Nevertheless, it is certainly true that there is an interesting relationship between these two debates. Manipulation cases like that of Beth, or, for that matter, Suzie Instant, are far more outrageous, and are for this reason much further from ordinary, every-day cases than are manipulation cases that have built right into them conditions of a sort that historical compatibilists would endorse. The closer the incompatibilist’s proposed manipulation story gets to real-life cases with all of the relevant history loaded in, the less intuitively jarring it is for the compatibilist to adopt a hard-line reply.Footnote 82 So, if in the end historical compatibilism is true, this does make it easier for compatibilists to respond to manipulation arguments.
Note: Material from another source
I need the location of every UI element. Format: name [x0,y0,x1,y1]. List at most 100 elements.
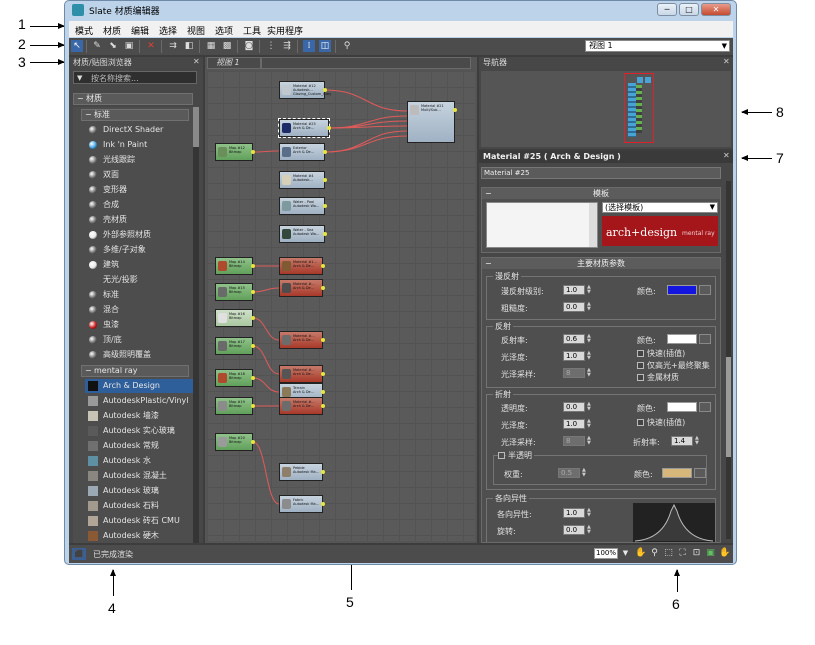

In closing, I will offer a few speculations as to why I apparently cannot come off the fence as regards the historical/nonhistorical debate.Footnote 83 It might well be that our concept of moral responsibility is vague or otherwise indeterminate in some way. Or instead, it might be that there just is no one single concept of moral responsibility. Cases like the Suzie Instant case pull in one direction, while cases like the case of Beth pull in the other. Thinking about the case of Suzie Instant helps to bring forth a conception of moral responsibility in which what matters is what a person does and how she is, regardless of her history. Thinking about the case of Beth helps to bring forth a conception of moral responsibility in which a person’s responsibility for what she does and who she is has its roots at least partially in the role she has played (or at least had the chance to play) in fashioning her moral character for herself. The former is in a way more elegant, and it seems to accept in a more forthright fashion the hard truth all compatibilists must in the end take on—that, as Harry Frankfurt might put it, we are fashioned and sustained by factors over which we have no control.Footnote 84 Nevertheless, I must admit that these nonhistorical currents in our thinking about freedom and moral responsibility also seem to me to be by contrast with the historical conception more shallow; the notions of freedom and moral responsibility they commend turn out to be less important, less worth wanting. I am, however, at a loss to explain why exactly it is that I take this to be so.